A symbolic evolution that you observe is the fact that Rolex is now bigger than the whole of Richemont Group. How do you explain this?

Rolex did not experience a decline in sales in 2016, whereas in Richemont some brands had double-digit declines and the inventory buybacks had an impact on sales as well.

Independent brands like Rolex, Audemars Piguet and Patek Philippe seem to fare better than multi-brand groups like Swatch Group and Richemont Group. Are they more resilient in times of industry crisis, and if so why?

The three mentioned brands have a smaller exposure to Greater China and therefore felt the negative impact from Hong Kong less than Swatch Group and Richemont. At Patek Philippe and Audemars Piguet, there is also limited production and therefore some watches have waiting lists and make the brands more desirable.

“It is the first time for more than 10 years that the Japanese watch producers are doing better than their Swiss counterparts.”

The Japanese brands Casio, Citizen and Seiko also gained market share in 2016. How?

The market share gains were mainly due to exchange rates, but they also benefitted from a local market which was less negative than the global watch market. It is the first time for more than 10 years that the Japanese watch producers are doing better than the Swiss counterparts.

You very much focus on high-end brands or groups.
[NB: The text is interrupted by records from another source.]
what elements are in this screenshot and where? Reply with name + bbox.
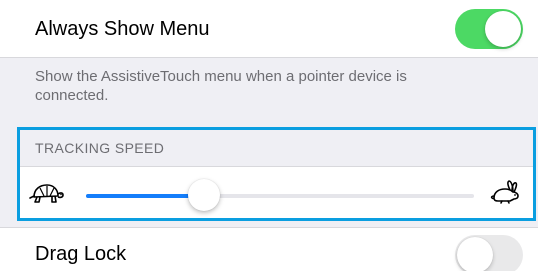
tracking-speed-highlight	[17, 127, 536, 221]
settings-page: Always Show Menu Show the AssistiveTouch…	[0, 0, 538, 271]
always-show-menu-row[interactable]: Always Show Menu	[0, 0, 538, 58]
always-show-menu-toggle[interactable]	[455, 9, 523, 49]
always-show-menu-label: Always Show Menu	[35, 18, 210, 40]
toggle-knob	[457, 237, 493, 271]
always-show-menu-footer: Show the AssistiveTouch menu when a poin…	[35, 68, 407, 104]
drag-lock-toggle[interactable]	[455, 235, 523, 271]
drag-lock-label: Drag Lock	[35, 243, 127, 265]
drag-lock-row[interactable]: Drag Lock	[0, 227, 538, 271]
toggle-knob	[485, 11, 521, 47]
But what developments have you noted in the affordable range, be it with Fossil Group, Movado Group, or newcomers like Daniel Wellington which seem to do especially well with younger generations?

Beside the high-end brands, we saw already in 2016 that the upper-end segment (Longines, TAG Heuer) was doing better than the overall Swiss watch market. Whereas total Swiss watch exports declined 9.7% in value, this represented just -3.9% at the upper end, but -11.6% at the very top. The over-proportional decline in the high end was mainly due to a strong decline in gold watches (-19%). The affordable range had an impact from smartwatches, with some of them, especially Fossil, pushing this segment strongly. In the Swiss watch industry, the low end (Swatch brand) was -10.1% and the mid range (Tissot) -9.5%, whereas Fossil’s sales were –4% in stable currencies.
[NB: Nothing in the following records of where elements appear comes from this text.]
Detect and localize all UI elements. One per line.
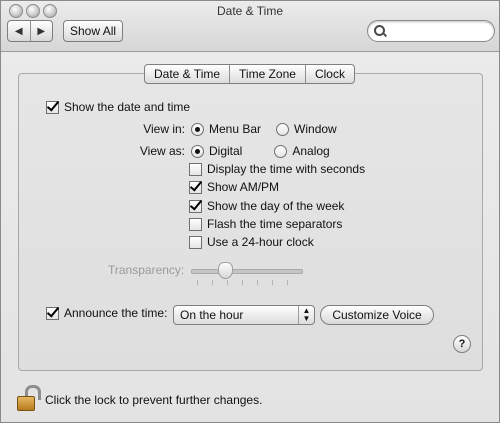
menu-bar-radio[interactable] [191, 122, 204, 136]
weekday-checkbox[interactable] [189, 199, 202, 213]
tab-time-zone[interactable]: Time Zone [229, 65, 305, 83]
show-date-time-checkbox[interactable] [46, 100, 59, 114]
back-arrow-icon: ◀ [14, 25, 23, 37]
announce-checkbox[interactable] [46, 306, 59, 320]
slider-tick [242, 280, 243, 285]
flash-separators-label: Flash the time separators [207, 217, 343, 231]
show-date-time-row: Show the date and time [46, 100, 190, 114]
analog-label: Analog [292, 144, 330, 158]
digital-radio[interactable] [191, 144, 204, 158]
view-in-label: View in: [143, 122, 185, 136]
back-forward-control: ◀ ▶ [7, 20, 53, 42]
window-radio[interactable] [276, 122, 290, 136]
tab-bar: Date & Time Time Zone Clock [144, 64, 355, 84]
title-bar: Date & Time ◀ ▶ Show All [1, 1, 499, 52]
slider-tick [197, 280, 198, 285]
announce-row: Announce the time: [46, 306, 167, 320]
option-flash-row: Flash the time separators [189, 217, 342, 231]
window-label: Window [294, 122, 337, 136]
menu-bar-label: Menu Bar [209, 122, 262, 136]
analog-radio[interactable] [274, 144, 288, 158]
show-date-time-label: Show the date and time [64, 100, 191, 114]
view-in-row: View in: Menu Bar Window [125, 122, 337, 136]
customize-voice-button[interactable]: Customize Voice [320, 305, 434, 325]
lock-status-text: Click the lock to prevent further change… [45, 393, 263, 407]
option-weekday-row: Show the day of the week [189, 199, 344, 213]
transparency-slider-track[interactable] [191, 269, 303, 274]
show-all-button[interactable]: Show All [63, 20, 124, 42]
24-hour-label: Use a 24-hour clock [207, 235, 314, 249]
slider-tick [287, 280, 288, 285]
search-field[interactable] [367, 20, 495, 42]
forward-button[interactable]: ▶ [29, 21, 53, 41]
flash-separators-checkbox[interactable] [189, 217, 202, 231]
tab-clock[interactable]: Clock [304, 65, 354, 83]
digital-label: Digital [209, 144, 243, 158]
announce-label: Announce the time: [64, 306, 168, 320]
option-seconds-row: Display the time with seconds [189, 162, 365, 176]
weekday-label: Show the day of the week [207, 199, 345, 213]
forward-arrow-icon: ▶ [37, 25, 46, 37]
option-ampm-row: Show AM/PM [189, 180, 279, 194]
slider-tick [257, 280, 258, 285]
slider-tick [212, 280, 213, 285]
view-as-row: View as: Digital Analog [125, 144, 330, 158]
search-input[interactable] [388, 22, 492, 40]
announce-interval-popup[interactable]: On the hour ▲ ▼ [173, 305, 315, 325]
lock-icon[interactable] [17, 385, 41, 411]
search-icon [374, 25, 385, 36]
preferences-window: Date & Time ◀ ▶ Show All Date & Time Tim… [0, 0, 500, 423]
help-button[interactable]: ? [453, 335, 471, 353]
24-hour-checkbox[interactable] [189, 235, 202, 249]
back-button[interactable]: ◀ [8, 21, 30, 41]
option-24h-row: Use a 24-hour clock [189, 235, 314, 249]
transparency-label: Transparency: [108, 263, 185, 277]
announce-interval-value: On the hour [180, 308, 244, 322]
popup-arrows-icon: ▲ ▼ [298, 306, 314, 324]
transparency-slider-knob[interactable] [218, 262, 233, 279]
lock-body [17, 396, 35, 411]
ampm-label: Show AM/PM [207, 180, 280, 194]
seconds-checkbox[interactable] [189, 162, 202, 176]
slider-tick [227, 280, 228, 285]
seconds-label: Display the time with seconds [207, 162, 366, 176]
view-as-label: View as: [139, 144, 185, 158]
window-title: Date & Time [216, 4, 284, 18]
tab-date-time[interactable]: Date & Time [145, 65, 229, 83]
ampm-checkbox[interactable] [189, 180, 202, 194]
slider-tick [272, 280, 273, 285]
“The winners are independent high-end brands”

As we pointed out in our recent dossiers, all brands seem to be very careful with pricing. Do you share this observation and what are the most interesting examples of this evolution in your view, in terms of affordable new watches?

We have seen in 2016 for the first time a decline in the average price for the highend segment, which was driven again the decline in sales of gold watches. At the SIHH and Baselworld you could see that most of the brands have pushed their launches at the entry price level of the brand and there were more steel than gold watches. We also saw that brands like TAG Heuer pushed their prices down and Longines was introducing new quartz watches at Baselworld. Also, some high-end brands unveiled for the first time a collection in steel (Piaget, H. Moser & Cie).

In terms of new products again, you point out the conservatism of the brands at this year’s fairs of SIHH and Baselworld. Still, are there any interesting strategic developments that you would emphasise on the product side?

I would point out one in particular: for me, an interesting move was the cooperation between Breitling and Tudor, with Tudor using the Breitling chronograph movement and Breitling introducing the Tudor three-hand movement into their watches.

You also point out that smartwatches essentially “bite” into the market of traditional affordable quartz watches. As mentioned, Longines recently launched a new highly precise quartz collection. But is there a future for non-connected quartz watches?

I believe a lot of quartz watches will have a smartwatch feature in the future; there will always be quartz watches which just show the time, but as it is getting easy to include smartwatch features, we believe that in five years’ time, around one third of quartz watches will have a chip in their movement.